In the above embodiment, PLL1 is used as the phase difference detection circuit.
Although a circuit is used, it is not limited to this, and any circuit may be used as long as it can detect a phase difference.

Further, in the above embodiments, the case where the present invention is applied to a developing device of a copying machine has been described, but the present invention is not limited to this and can be applied to any developing device such as a Kameko Grinter or a facsimile machine.

['I color effect]

As detailed above, according to the present invention, it is possible to provide a developing device that can always detect a stable and accurate toner concentration, keep the toner concentration of a two-component developer constant, and always obtain uniform density image quality. .

[Brief explanation of drawings]

The drawings are for explaining one embodiment of the present invention. Fig. 1 is a 1111I sectional view showing the structure of the developing device, Fig. 2 is a side sectional view showing the structure of the detection head, and Fig. 3 is the toner concentration. The configuration of the detection device is schematically shown in the furnace block diagram.
A circuit diagram specifically showing each part in the figure. - Figure 5 is a configuration diagram of the PLL circuit. - Figures 6 and 7 are waveform diagrams showing an example of the detection voltage from the detection coil. Figure 8 is a diagram showing the toner concentration. FIG. 3 is a characteristic diagram showing the output voltage of the PLL circuit with respect to FIG. DESCRIPTION OF SYMBOLS 1... Photoreceptor drum (photoreceptor), 2... Developing roller (first conveyance means), 3... Two-component developer, 6... Blade (regulating means), 7... Sink plate (Third conveyance means)
, 9... Stirring spiral (second conveying means), 10...
・Device body, 11... Toner hopper, 12... Detection head of toner concentration detection device (toner donation detection means).
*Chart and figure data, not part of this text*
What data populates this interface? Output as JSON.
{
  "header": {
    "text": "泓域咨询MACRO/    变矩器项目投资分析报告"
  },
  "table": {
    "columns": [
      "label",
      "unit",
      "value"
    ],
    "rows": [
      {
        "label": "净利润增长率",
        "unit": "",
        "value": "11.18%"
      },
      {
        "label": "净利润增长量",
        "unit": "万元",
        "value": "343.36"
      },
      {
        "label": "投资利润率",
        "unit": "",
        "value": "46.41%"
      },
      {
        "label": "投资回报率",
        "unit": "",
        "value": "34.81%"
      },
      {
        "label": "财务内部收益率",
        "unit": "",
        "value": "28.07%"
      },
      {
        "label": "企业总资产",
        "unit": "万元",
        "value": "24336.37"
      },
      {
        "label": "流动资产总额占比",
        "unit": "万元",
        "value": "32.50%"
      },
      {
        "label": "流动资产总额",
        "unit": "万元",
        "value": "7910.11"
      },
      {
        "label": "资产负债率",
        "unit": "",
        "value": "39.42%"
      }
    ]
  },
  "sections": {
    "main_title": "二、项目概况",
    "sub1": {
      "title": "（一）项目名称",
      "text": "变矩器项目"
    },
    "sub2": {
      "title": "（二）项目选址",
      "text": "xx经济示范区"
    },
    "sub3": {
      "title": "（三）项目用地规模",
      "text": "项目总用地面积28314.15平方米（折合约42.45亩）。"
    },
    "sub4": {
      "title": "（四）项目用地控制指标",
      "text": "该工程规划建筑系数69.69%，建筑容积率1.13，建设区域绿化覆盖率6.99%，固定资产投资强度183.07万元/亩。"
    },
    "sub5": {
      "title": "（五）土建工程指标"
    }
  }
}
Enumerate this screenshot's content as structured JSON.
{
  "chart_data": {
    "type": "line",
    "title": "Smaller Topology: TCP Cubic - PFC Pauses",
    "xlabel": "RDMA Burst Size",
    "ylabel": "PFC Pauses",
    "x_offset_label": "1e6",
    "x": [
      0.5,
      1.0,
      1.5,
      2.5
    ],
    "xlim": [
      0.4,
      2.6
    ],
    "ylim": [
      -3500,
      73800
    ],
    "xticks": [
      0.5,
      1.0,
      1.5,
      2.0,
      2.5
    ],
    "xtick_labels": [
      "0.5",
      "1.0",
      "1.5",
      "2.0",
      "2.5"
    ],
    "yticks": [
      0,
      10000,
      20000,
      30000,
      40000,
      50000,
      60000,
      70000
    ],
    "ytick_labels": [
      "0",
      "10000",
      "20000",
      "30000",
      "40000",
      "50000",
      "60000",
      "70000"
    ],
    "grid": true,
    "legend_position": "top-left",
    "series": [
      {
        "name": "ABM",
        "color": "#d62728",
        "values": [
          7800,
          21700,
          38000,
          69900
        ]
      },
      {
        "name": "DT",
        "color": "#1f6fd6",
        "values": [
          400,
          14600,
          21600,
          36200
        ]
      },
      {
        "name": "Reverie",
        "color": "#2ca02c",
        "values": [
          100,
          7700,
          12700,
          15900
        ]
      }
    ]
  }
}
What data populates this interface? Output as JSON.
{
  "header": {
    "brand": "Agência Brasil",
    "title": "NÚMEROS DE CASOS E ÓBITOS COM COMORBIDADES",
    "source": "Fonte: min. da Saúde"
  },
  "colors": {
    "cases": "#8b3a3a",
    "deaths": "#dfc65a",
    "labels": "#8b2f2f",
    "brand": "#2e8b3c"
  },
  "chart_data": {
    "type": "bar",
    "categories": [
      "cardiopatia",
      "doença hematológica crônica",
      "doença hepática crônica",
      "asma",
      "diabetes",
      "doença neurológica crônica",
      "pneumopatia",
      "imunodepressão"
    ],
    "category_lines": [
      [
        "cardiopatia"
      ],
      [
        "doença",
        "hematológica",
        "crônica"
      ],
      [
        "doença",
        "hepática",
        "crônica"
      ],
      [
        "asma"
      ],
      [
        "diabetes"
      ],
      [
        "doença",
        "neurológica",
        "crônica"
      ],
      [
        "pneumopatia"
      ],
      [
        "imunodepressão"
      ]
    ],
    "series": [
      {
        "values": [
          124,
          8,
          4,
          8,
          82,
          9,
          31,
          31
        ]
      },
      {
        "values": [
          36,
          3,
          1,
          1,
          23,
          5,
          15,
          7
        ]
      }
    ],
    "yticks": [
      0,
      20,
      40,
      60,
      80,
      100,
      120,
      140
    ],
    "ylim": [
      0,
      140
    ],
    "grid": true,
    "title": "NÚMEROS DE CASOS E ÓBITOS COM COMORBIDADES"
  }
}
Applicant's Representative Patent Attorney Takehiko E No. 1 Figure 2 Figure 5 Figure $8

Claims (3)

[Claims] (1) In a system in which an electrostatic latent image formed on an image support is developed using a two-component developer composed of a magnetic carrier and a non-magnetic toner, the two-component developer is transported to a developing area. a first conveyance means; a second conveyance means for stirring the two-component developer and conveying it to the first conveyance means; and a flow of the two-component developer between the second conveyance means and the first conveyance means. What is claimed is: 1. A developing device comprising: a toner concentration detecting means installed close to the toner concentration detecting means for detecting the toner concentration of the two-component developer. (2) The developing device according to claim 1, wherein the conveying direction of the fourteenth general conveying means is the same direction as the moving direction of the image support that moves in the developing section. (3) The developing device according to claim 1, wherein the toner concentration detecting means detects the toner concentration based on a change in magnetic permeability of the two-component developer.